If $f$ is a real function defined in a convex open set $E\subset \mathbb{R}^n$, such that $(D_1f)(\mathbf{x})=0$ for every $\mathbf{x}\in E$, prove that $f(\mathbf{x})$ depends only on $x_2, \dots, x_n$.
Proof: Let $\overline{a}\in E$ and $\hat{a}\in E$ two points which differs only by first coordinate, i.e. $\overline{a}=(a_1,a_2,\dots, a_n)$ and $\hat{a}=(b_1,a_2,\dots, a_n)$ and WLOG we suppose that $a_1>b_1$. We have to prove that $f(\overline{a})=f(\hat{a})$.

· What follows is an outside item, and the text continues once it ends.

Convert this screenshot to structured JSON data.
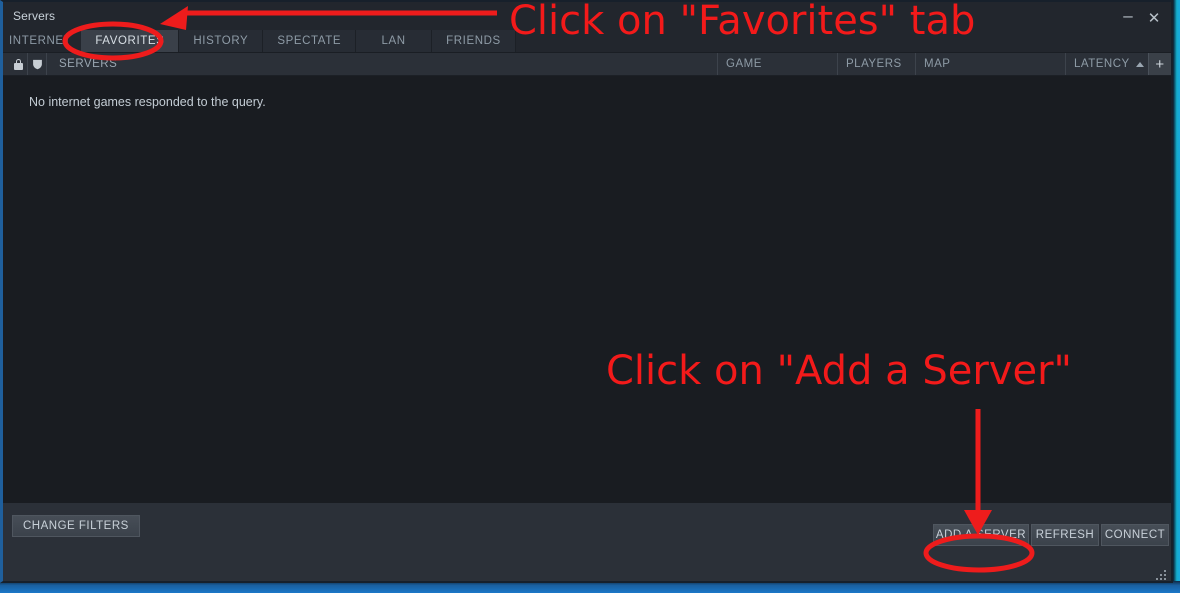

Let $f(t,x_2,\dots,x_n)=g(t)$ then $$f(\overline{a})-f(\hat{a})=f(a_1,a_2,\dots, a_n)-f(b_1,a_2,\dots, a_n)=g(a_1)-g(b_1)=$$ Here we can use Mean value theorem and we get: $$=g'(\theta)(a_1-b_1)$$ where $\theta\in (a_1,b_1)$. But $(\theta, a_2,\dots,a_n)\in E$ since $E$ is convex. Then $g'(\theta)=(D_1f)(\theta)=0$ $\Rightarrow$$g(a_1)-g(b_1)=0$. Thus, $f(\overline{a})=f(\hat{a})$.
I am sorry if this topic is repeated but I solved this problem after many attempts.
Is this proof correct?